Bye Bye, Budget Deficit
The Treasury puts together monthly budget deficit data. The latest figure came today: a surplus of $53 billion. Check out the rolling 12-month deficit, above, which eliminates seasonality and most of the noise. But be aware that the "fiscal cliff" budget deal forced a lot of fiscal contraction forward. (One example: People who paid capital gains taxes early to avoid higher rates and tax uncertainty.)
We've cut the budget deficit by half since last year. It is shrinking nearly as fast as it grew as crisis broke out in 2008. Just think about that.

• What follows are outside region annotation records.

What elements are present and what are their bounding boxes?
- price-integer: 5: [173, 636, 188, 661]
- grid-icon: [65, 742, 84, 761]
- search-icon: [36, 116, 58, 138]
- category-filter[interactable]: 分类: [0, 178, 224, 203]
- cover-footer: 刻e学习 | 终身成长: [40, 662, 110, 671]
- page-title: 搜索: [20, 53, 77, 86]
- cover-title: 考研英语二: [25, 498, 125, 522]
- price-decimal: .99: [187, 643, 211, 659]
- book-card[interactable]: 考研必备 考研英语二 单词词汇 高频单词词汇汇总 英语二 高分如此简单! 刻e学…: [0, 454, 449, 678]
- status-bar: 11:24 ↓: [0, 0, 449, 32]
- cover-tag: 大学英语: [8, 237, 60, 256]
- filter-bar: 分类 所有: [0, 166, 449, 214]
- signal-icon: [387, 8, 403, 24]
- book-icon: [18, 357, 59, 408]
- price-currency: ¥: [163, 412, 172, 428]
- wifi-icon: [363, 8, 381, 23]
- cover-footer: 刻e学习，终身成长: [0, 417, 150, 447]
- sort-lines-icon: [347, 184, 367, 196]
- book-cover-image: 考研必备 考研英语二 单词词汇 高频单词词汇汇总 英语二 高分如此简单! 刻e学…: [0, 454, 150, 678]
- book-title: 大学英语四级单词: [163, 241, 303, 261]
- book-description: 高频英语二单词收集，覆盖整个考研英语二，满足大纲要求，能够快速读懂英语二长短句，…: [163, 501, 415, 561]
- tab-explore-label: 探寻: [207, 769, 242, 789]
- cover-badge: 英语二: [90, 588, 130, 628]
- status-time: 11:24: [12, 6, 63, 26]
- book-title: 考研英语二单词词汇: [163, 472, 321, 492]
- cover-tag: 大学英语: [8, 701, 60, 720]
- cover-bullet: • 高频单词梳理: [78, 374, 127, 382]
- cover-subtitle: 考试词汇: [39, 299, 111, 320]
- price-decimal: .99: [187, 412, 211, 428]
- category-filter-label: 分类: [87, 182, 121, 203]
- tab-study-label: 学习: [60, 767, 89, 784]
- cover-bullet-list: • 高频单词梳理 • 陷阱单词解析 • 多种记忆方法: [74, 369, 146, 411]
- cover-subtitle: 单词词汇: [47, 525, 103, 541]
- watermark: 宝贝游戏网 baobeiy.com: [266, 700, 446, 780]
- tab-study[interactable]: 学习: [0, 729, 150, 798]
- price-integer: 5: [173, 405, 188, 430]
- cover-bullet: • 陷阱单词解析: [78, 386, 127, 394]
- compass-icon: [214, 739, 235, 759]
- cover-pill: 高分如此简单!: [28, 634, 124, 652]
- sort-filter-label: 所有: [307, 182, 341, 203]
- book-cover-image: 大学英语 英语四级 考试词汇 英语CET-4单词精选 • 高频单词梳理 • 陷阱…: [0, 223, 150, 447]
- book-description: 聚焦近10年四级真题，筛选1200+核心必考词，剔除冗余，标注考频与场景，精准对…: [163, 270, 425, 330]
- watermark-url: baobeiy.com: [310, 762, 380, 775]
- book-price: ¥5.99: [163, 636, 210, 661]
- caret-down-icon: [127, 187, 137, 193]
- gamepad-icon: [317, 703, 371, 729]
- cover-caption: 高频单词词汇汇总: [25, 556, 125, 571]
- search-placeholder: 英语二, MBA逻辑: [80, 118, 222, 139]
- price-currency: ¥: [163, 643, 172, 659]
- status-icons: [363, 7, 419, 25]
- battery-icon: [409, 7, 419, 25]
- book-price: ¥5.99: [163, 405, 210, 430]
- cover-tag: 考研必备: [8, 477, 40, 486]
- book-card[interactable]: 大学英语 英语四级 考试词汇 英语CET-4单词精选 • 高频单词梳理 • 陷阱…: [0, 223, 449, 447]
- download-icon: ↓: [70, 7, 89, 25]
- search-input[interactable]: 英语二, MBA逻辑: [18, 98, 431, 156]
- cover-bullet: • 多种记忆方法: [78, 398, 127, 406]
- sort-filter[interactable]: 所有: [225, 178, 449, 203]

It's pretty easy to see how you might have expected a second recession with that amount of contraction. Which raises a question. Someone explain to me how the level of fiscal contraction we're seeing is at all consistent with the view that fiscal policy matters a lot at the zero lower bound. The last year of data would suggest that the fiscal multiplier can't be very large at all, right?

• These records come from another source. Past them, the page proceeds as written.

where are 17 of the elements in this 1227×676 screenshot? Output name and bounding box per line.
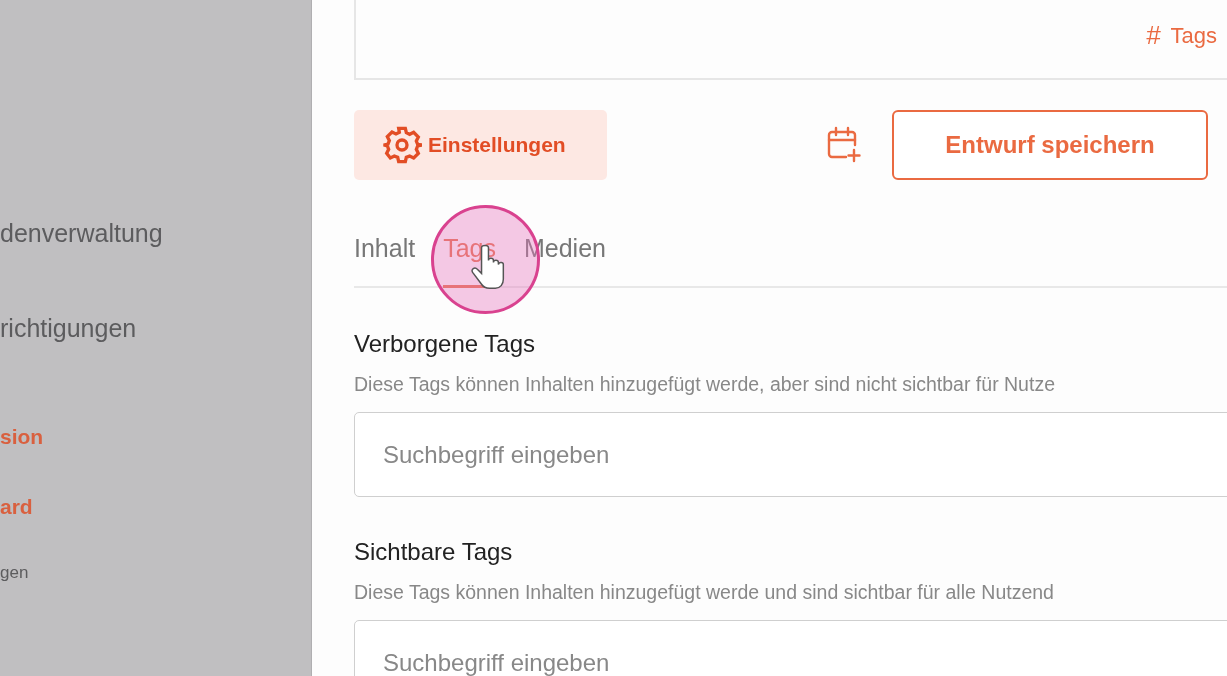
section-heading: Sichtbare Tags	[354, 537, 514, 567]
save-draft-button[interactable]: Entwurf speichern	[892, 110, 1208, 180]
sidebar-item[interactable]: richtigungen	[0, 307, 311, 349]
sidebar-item[interactable]: gen	[0, 553, 311, 593]
sidebar-item[interactable]: denverwaltung	[0, 212, 311, 254]
tab[interactable]: Inhalt	[354, 230, 416, 288]
search-field[interactable]: Suchbegriff eingeben	[354, 620, 1227, 676]
search-field[interactable]: Suchbegriff eingeben	[354, 412, 1227, 497]
section-description: Diese Tags können Inhalten hinzugefügt werde, aber sind nicht sichtbar für Nutze	[354, 372, 1056, 396]
section-heading: Verborgene Tags	[354, 329, 537, 359]
tags-button[interactable]: # Tags	[1146, 20, 1217, 51]
sidebar-item[interactable]: sion	[0, 417, 311, 457]
sidebar-item[interactable]: ard	[0, 487, 311, 527]
gear-icon	[382, 125, 422, 165]
calendar-add-icon[interactable]	[826, 126, 862, 164]
settings-button[interactable]: Einstellungen	[354, 110, 607, 180]
section-description: Diese Tags können Inhalten hinzugefügt werde und sind sichtbar für alle Nutzend	[354, 580, 1055, 604]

I bring this up because what I think market monetarists are looking for is a story from the fiscalists about how the U.S. has gotten away with this without Great Recession 2.0. Every version of the story seems to require relatively potent monetary policy and relatively impotent fiscal policy. This is a bit of a response to Brad DeLong's excellent post, I suppose.
Note: The vertical axis label is in error. It should read "millions," not "billions," of dollars. Sorry about that.